Living with endometriosis - from a mums perspective
"I'm so tired", a phrase I find myself repeating quite regularly, especially of late. OK so I run two businesses and have two children to look after. I suppose then, I can be forgiven for not feeling full of energy all of the time.
This tiredness I am talking about however is not a regular feeling sleepy and looking forward to bed kind of feeling. It is a feeling of pure and utter exhaustion. Sometimes I feel so exhausted that I can barely find the energy to allow words to leave my mouth. There are times when I am so exhausted I could literally crawl from the sofa to bed because my legs, at that moment, just do not feel like they have it in them to carry me there. The reason for feeling this way? It'ss just one of the unfortunate symptoms of endometriosis!!OK, let me try and begin by explaining just what endometriosis (endo for short) is. The invisible disease, as it is often referred to (purely because apart from rolling around in complete agony, there are actually no physical symptoms). Endometriosis is an extremely painful condition that affects approximately 10% of women worldwide. Each month, in women, cells that line the uterus break down and bleed, producing what we all know to be a period. In endo sufferers however, these cells, as well as being in the uterus are also found in other parts of the body. They behave exactly like those in the uterus, breaking down each month and resulting in bleeding. The difference here however, is that the blood produced from these cells has no way of escape. It causes debilitating pain for most women who suffer from it and it can affect every aspect of your work and home life.
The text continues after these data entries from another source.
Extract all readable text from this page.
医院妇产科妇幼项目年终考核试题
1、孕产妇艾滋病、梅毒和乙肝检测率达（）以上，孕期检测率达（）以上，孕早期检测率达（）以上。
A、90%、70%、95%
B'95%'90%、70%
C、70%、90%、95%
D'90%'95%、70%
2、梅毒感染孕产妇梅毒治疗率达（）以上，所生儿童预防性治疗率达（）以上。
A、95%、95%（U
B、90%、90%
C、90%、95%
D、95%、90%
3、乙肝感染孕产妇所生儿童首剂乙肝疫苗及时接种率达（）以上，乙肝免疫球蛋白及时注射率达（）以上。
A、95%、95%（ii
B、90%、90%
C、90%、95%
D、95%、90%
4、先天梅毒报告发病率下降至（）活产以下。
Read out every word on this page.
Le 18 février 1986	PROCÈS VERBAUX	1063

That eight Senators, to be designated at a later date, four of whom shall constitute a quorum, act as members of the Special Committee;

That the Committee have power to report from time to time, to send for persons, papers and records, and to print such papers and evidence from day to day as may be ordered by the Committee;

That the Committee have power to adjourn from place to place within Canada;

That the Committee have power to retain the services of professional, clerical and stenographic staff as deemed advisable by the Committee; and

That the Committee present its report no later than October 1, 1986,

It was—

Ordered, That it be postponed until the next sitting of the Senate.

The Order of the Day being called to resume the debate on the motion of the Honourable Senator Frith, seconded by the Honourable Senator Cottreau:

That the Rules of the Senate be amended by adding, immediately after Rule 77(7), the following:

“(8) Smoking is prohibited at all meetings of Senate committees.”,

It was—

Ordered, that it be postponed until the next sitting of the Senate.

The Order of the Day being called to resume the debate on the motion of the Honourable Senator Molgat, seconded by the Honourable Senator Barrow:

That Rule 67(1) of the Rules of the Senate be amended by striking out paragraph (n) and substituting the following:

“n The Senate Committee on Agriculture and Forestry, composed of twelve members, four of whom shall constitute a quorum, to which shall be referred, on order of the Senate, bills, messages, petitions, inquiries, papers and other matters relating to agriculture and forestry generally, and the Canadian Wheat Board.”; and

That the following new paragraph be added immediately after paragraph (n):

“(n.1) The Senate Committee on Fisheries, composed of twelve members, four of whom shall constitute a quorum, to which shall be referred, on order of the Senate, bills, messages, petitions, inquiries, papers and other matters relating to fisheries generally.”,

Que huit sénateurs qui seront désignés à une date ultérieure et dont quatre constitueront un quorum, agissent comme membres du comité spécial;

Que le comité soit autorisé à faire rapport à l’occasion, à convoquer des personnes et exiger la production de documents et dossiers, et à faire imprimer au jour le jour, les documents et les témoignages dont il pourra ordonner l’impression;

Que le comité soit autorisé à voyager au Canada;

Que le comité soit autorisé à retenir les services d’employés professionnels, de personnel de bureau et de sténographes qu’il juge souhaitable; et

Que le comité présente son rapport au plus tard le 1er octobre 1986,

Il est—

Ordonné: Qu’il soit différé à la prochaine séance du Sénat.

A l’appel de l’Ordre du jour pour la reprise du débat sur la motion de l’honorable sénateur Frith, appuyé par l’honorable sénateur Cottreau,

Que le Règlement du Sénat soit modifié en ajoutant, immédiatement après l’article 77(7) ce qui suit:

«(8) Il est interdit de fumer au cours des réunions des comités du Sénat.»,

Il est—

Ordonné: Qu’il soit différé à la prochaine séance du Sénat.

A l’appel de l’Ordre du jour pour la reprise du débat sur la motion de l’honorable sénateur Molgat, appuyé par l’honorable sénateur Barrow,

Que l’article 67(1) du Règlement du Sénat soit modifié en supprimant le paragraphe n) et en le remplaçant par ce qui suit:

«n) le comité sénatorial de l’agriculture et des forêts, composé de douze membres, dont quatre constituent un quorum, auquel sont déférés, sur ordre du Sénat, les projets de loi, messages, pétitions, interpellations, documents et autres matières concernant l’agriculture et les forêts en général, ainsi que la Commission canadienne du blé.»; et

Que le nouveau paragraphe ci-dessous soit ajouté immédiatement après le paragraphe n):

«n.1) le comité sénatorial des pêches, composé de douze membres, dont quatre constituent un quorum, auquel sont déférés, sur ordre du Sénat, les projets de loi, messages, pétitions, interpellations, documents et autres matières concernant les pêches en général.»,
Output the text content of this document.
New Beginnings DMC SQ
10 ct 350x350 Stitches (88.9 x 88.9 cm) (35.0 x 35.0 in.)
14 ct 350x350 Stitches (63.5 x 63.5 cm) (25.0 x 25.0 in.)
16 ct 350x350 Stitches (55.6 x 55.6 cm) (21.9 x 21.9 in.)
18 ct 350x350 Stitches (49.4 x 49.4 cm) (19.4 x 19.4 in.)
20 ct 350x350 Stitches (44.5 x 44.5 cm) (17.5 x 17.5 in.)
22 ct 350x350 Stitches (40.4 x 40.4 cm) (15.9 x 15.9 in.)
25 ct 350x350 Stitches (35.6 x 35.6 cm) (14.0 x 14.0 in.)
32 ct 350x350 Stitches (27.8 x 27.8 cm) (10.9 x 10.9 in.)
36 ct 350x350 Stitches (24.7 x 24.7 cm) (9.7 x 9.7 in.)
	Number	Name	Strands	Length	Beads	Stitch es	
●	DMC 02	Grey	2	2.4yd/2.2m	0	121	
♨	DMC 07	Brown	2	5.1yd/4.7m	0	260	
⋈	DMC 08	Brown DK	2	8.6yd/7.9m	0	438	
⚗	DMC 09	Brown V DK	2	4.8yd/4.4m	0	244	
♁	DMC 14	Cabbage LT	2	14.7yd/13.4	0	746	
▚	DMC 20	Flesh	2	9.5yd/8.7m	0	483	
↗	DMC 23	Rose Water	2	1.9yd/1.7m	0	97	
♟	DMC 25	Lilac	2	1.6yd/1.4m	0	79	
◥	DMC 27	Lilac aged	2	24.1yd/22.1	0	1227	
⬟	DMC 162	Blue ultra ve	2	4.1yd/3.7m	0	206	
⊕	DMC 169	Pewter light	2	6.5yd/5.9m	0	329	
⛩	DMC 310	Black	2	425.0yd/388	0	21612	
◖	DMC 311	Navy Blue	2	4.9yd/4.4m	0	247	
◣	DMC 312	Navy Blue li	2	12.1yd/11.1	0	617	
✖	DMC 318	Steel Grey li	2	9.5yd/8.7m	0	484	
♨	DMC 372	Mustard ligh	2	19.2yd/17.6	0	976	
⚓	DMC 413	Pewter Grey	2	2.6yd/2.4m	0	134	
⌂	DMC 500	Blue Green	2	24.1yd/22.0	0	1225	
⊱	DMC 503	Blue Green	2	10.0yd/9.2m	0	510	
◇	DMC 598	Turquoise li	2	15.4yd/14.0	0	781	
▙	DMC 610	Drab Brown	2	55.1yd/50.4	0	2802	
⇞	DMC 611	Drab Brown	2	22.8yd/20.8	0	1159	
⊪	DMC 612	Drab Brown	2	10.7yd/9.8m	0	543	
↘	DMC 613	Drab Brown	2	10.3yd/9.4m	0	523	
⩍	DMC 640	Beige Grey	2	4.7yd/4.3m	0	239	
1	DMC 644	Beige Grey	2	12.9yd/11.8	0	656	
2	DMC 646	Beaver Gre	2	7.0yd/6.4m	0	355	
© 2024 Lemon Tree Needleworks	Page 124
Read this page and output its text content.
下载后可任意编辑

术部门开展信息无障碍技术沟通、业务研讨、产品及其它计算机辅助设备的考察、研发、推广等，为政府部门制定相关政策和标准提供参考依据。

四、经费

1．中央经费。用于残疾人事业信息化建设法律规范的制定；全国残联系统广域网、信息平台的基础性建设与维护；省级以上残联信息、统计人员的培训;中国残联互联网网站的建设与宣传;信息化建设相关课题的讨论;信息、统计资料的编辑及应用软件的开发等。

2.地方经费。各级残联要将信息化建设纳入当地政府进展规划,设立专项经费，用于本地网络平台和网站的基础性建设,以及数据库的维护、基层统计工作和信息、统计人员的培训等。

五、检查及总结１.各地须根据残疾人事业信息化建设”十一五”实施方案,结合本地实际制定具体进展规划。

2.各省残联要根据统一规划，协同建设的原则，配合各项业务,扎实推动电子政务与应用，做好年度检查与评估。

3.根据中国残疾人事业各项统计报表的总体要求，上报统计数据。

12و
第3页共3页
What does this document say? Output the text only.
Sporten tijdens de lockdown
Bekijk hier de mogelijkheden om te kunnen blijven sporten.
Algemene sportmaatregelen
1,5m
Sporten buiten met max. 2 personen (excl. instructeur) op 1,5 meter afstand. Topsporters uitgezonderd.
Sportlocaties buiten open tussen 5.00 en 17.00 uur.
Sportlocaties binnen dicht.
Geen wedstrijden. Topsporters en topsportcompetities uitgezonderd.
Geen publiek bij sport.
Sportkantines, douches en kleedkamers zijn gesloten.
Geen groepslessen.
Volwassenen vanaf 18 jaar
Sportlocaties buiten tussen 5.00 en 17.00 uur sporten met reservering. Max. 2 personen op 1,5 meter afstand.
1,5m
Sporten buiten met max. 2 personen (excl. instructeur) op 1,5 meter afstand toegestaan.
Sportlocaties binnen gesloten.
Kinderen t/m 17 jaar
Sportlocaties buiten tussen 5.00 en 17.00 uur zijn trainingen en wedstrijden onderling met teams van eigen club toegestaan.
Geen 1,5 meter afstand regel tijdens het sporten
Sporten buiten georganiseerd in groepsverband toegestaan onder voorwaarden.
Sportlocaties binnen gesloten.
I have suffered with endometriosis for most of my adult life, in fact the symptoms actually began in my teenage years. After years of unexplained pelvic pain, I was diagnosed via a laparoscopy operation (a small incision in the belly button area and the only way to accurately confirm the condition). In truth this diagnosis offered a sense of relief, as the invisible suffering I was enduring, now, finally had a reason behind it. It was also at the same time quite daunting. I had a long list of questions; how bad would the pain get? Would it prevent me from having children? Would it cause more serious illness? The list went on. The most shocking part of it all however was that the medical people I turned to for the answers, really, in all honesty, did not know much about how to answer many of the questions I had. That was down purely to the fact that the disease,back then was just not really recognised, I feel, within the medical community. It seemed to be a very specialist area and I had to search quite hard to find websites and forums to give me answers to the questions I had.
So I just kind of plodded on, dealing with the symptoms and trying my best to live with them. I have to admit that I did not suffer continuously year on year, there were times when I had some relief. For example when I became pregnant, my symptoms almost completely disappeared throughout the pregnancy and for quite some time after. The obvious reason for this being that you simply don't have a period during this time. I also experienced relief after my operation to remove the endometriosis. Although not completely pain free it did allow me to enjoy some time with very little symptoms. Unfortunately though, endometriosis can not be cured, only managed, and so it returned.
So fast forward 15 years and I am now a 36-year-old mother of two . Even though this mother spends at least a week out of each month with a very swollen stomach, abdominal and back pain and that sheer exhaustion I mentioned earlier, I am extremely fortunate to be able to say I am a mother. Of all of the suffering I have endured from this awful condition, it did not take away my ability to have children and I will be eternally grateful for that. I understand everyone's journey is different, everyone will have different symptoms and the affect it has on one woman's life will be different to that of another. The thing I will say however, is that if you have recently been diagnosed with endometriosis please please do not allow yourself to be overcome with fear that it will affect your journey into motherhood. I am just one example that this is not the case and I know so many women who have become mothers whilst living with this disease.
Endometriosis in 2021 seems to have a much bigger voice. There are many women in the public eye now advocating for a better understanding around exactly what endometriosis is and the affect it can have on a woman's daily life. Comedian and actress Amy Schumer recently went public with her battle with the disease in a bid to raise awareness and encourage other women to seek help if they suspect they have it.